33.3 Omgevingsvergunning voor het uitvoeren van een werk, geen bouwwerk zijnde, of van werkzaamheden
33.3.1 Verbodsbepaling
Het is verboden op of in de gronden met de bestemming 'Waarde - Archeologie 6' zonder of in afwijking van een omgevingsvergunning voor het uitvoeren van werken en werkzaamheden de volgende werken, geen bouwwerken zijnde, of werkzaamheden uit te voeren:
-
a. het ophogen van de bodem met meer dan 30 cm;
-
b. het aanleggen, verbreden of verharden van wegen, paden, banen of parkeergelegenheid en het aanbrengen van andere oppervlakteverhardingen;
-
c. het aanleggen, verbreden en dempen van sloten, vijvers en andere wateren;
-
d. het verlagen of het verhogen van het waterpeil;
-
e. het aanleggen van ondergrondse kabels en leidingen en het aanbrengen van daarmee verband houdende constructies, installaties of apparatuur.
-
f.
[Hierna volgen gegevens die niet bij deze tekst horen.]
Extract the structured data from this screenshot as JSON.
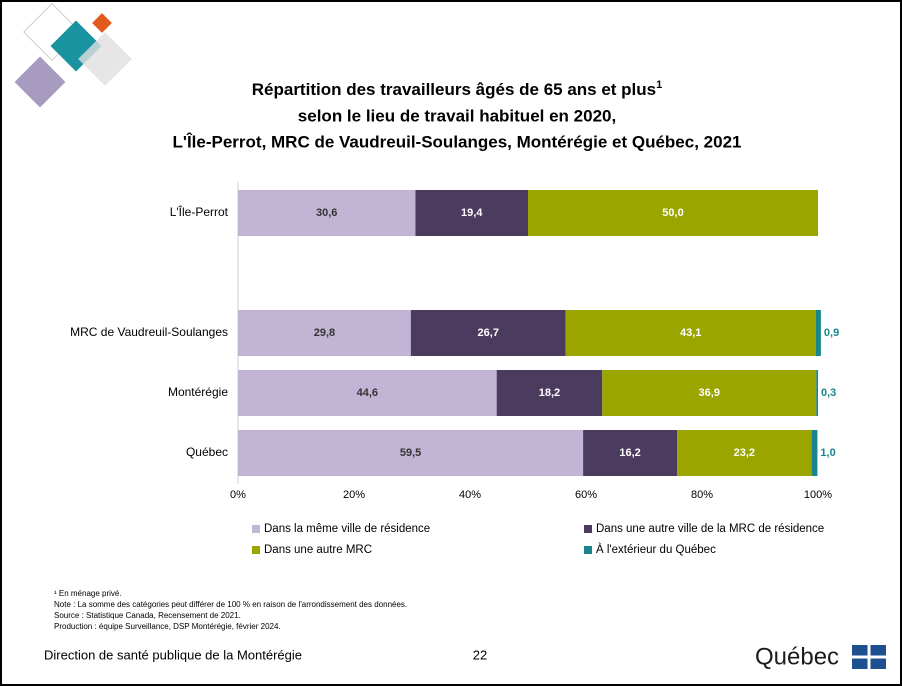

Het bebossen van gronden die op het tijdstip van het van kracht worden van dit plan niet als bosgrond kunnen worden aangemerkt;
-
g. Het rooien van bos of boomgaard, waarbij de stobben worden verwijderd;
-
h. Het aanleggen van bos of boomgaard;
-
i. Het scheuren van grasland;
-
j. het uitvoeren van grondbewerkingen op een grotere diepte of hoogte dan 500 cm, waartoe worden gerekend afgraven, woelen, mengen, diepploegen, egaliseren, ontginnen en aanleggen van drainage.
33.3.2 Uitzonderingen
Het verbod van lid 33.3.1 is niet van toepassing, indien de werken en werkzaamheden:
-
a. noodzakelijk zijn voor de uitvoering van een bouwplan waarbij lid 33.2 in acht is genomen;
-
b. een oppervlakte beslaan van ten hoogste 250 m²;
-
c. niet dieper worden uitgevoerd dan 500 cm;
-
d. reeds in uitvoering zijn op het tijdstip van de inwerkingtreding van het plan;
-
e. ten dienste van archeologisch onderzoek worden uitgevoerd.
33.3.3 Voorwaarden
De werken en werkzaamheden, zoals in lid 33.3.1 bedoeld, zijn slechts toelaatbaar, indien de aanvrager van de omgevingsvergunning aan de hand van nader archeologisch onderzoek kan aantonen dat op de betrokken locatie geen archeologische waarden aanwezig zijn. Voorts zijn de werken en werkzaamheden toelaatbaar, indien:
-
a. de aanvrager van de omgevingsvergunning een rapport heeft overgelegd waarin de archeologische waarde van de betrokken locatie naar het oordeel van het bevoegd gezag in voldoende mate is vastgesteld;
-
b. de betrokken archeologische waarden, gelet op dit rapport, door de activiteiten niet worden geschaad of mogelijke schade kan worden voorkomen door aan de omgevingsvergunning regels te verbinden, gericht op het behoud van de archeologische resten in de bodem, het doen van opgravingen dan wel het begeleiden van de bouwactiviteiten door een archeologische deskundige.